Me atrevería a afirmar que, dos o tres décadas atrás, Luis Felipe Rodríguez tuvo un segundo aire en nuestras letras y más de una relectura entre muchos compatriotas. El escritor manzanillero, con su prosa desnuda de afeites, reclamó las miradas de muchos de quienes nos acercábamos a la literatura cubana en busca de la belleza ríspida de algunos de sus narradores.
«Quiero que veas y oigas de nuevo, a tu propia luz, esa brecha abierta en la entraña viva del cañaveral. Yo, Marcos Antilla, hijo espontáneo de este terrón insular y con todos los defectos y virtudes del criollo auténtico, voy a relatarte el cuentecillo de la guardarraya…» (Marcos Antilla, relatos del cañaveral, 1932).
Novelas, cuentos y obras de teatro integran el currículo de trabajos publicados por Luis Felipe Rodríguez, nacido el 30 de julio de 1884, quien cursó estudios en el Colegio José Antonio Saco, de Manzanillo, pero de quien se puede afirmar, y lo sostuvo él mismo, que fue un autodidacta dotado de gran laboriosidad y talento, un autor poco conocido en su tiempo y un vehemente compatriota que no dejó de escribir y decir lo que otros autores veían y no decían.
Sus primeras colaboraciones aparecieron siendo muy joven, en la prensa del oriente del país: El Porvenir, las revistas Prosa y Verso, Alma joven, Orto, de la cual fue uno de los fundadores. Ya en La Habana, se le pudo leer en El Fígaro, Bohemia, Carteles, Social, Letras yen el diario Información.
Aludíamos a su condición de manzanillero, y en esa ciudad se fraguó junto a un grupo de conterráneos, varios de los cuales trascendieron el ámbito local para insertarse en el contexto de las letras cubanas, algo que en buena medida consiguieron, al menos en los inicios, a través de las páginas de la revista Orto (1912-1957), ejemplo de tenacidad y amor en todos cuantos la sostuvieron.

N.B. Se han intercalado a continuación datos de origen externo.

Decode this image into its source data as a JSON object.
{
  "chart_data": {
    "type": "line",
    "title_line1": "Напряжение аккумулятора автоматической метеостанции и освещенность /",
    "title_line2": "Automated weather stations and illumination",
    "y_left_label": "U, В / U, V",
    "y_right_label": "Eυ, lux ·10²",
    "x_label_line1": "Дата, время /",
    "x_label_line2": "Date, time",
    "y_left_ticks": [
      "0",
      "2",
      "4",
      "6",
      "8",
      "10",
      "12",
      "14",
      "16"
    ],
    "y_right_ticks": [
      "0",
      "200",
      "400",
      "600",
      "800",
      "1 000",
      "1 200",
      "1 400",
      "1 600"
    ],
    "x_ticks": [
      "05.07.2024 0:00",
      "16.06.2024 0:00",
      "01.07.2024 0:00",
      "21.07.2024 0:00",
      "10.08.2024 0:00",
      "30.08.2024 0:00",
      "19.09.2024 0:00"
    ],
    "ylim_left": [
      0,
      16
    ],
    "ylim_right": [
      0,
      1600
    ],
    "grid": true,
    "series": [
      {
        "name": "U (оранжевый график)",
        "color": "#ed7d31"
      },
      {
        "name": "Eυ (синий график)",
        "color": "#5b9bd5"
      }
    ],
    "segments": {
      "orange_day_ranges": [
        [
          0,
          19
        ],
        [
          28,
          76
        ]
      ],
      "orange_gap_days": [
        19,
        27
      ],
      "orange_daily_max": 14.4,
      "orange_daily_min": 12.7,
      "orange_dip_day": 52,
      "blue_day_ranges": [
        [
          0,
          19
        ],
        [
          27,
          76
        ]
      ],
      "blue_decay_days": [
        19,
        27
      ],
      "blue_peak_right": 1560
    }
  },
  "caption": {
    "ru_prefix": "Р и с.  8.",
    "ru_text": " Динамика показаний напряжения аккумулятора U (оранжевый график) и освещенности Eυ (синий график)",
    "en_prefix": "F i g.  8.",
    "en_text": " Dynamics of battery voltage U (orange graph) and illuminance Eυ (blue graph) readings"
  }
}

Quienes conocieron a Luis Felipe han afirmado que fue un hombre de personalidad curiosa, algo extravagante, aparentemente ausente de la realidad, si bien su obra demuestra que fue un observador sagaz, crítico, certero y muy adentrado en el acontecer social.
Publicó varios libros, en Cuba y fuera de ella. De 1912 data su ensayo La ilusión de la vida, editado en Valencia. La relación de títulos se nutre con Gente de Oriente (1915), Cómo opinaba Damián Paredes, una novela que vio la luz en Valencia en 1916 y se desarrolla en una imaginaria ciudad de Tontópolis; Poema del corazón amoroso, prosa poética de 1920; La conjura de la ciénaga, novela que tuvo su primera edición en Madrid en 1923 y La copa vacía, también novela, publicada en 1926.
Se suman otros libros: La pascua de la tierra natal, de 1928, donde agrupa narraciones de ambiente rural y citadino; Marcos Antilla, relatos del cañaveral, 1932, con varias reediciones; Contra la guerra imperialista, conferencia que dictó en el Aula Magna del Instituto de Segunda Enseñanza de La Habana, en 1934; Biología de nuestra hospitalidad, 1935, y Don Quijote de Hollywood, 1936, fantasía humorística en torno a la figura de Charles Chaplin.
Su obra teatral incluye el drama en tres actos Contra la corriente, La comedia del matrimonio y Turbonada, publicados en Orto. El relato La guardarraya le mereció el primer premio del concurso convocado por Revista de La Habana, en 1930, en tanto la novela La Ciénaga (reescritura de La conjura de la ciénaga) le valió el premio de ese género en el concurso literario patrocinado por la Dirección de Cultura del Ministerio de Educación, en 1947.
La tierra que Luis Felipe Rodríguez trabajó de niño con sus manos y el ambiente rural que bien conoció, son los mismos que después llevó a su narrativa. Al morir en La Habana, el 5 de agosto de 1947, dejó inéditos algunos textos, entre ellos El negro que se bebió la luna, aparecido como separata de la revista Gente en 1953.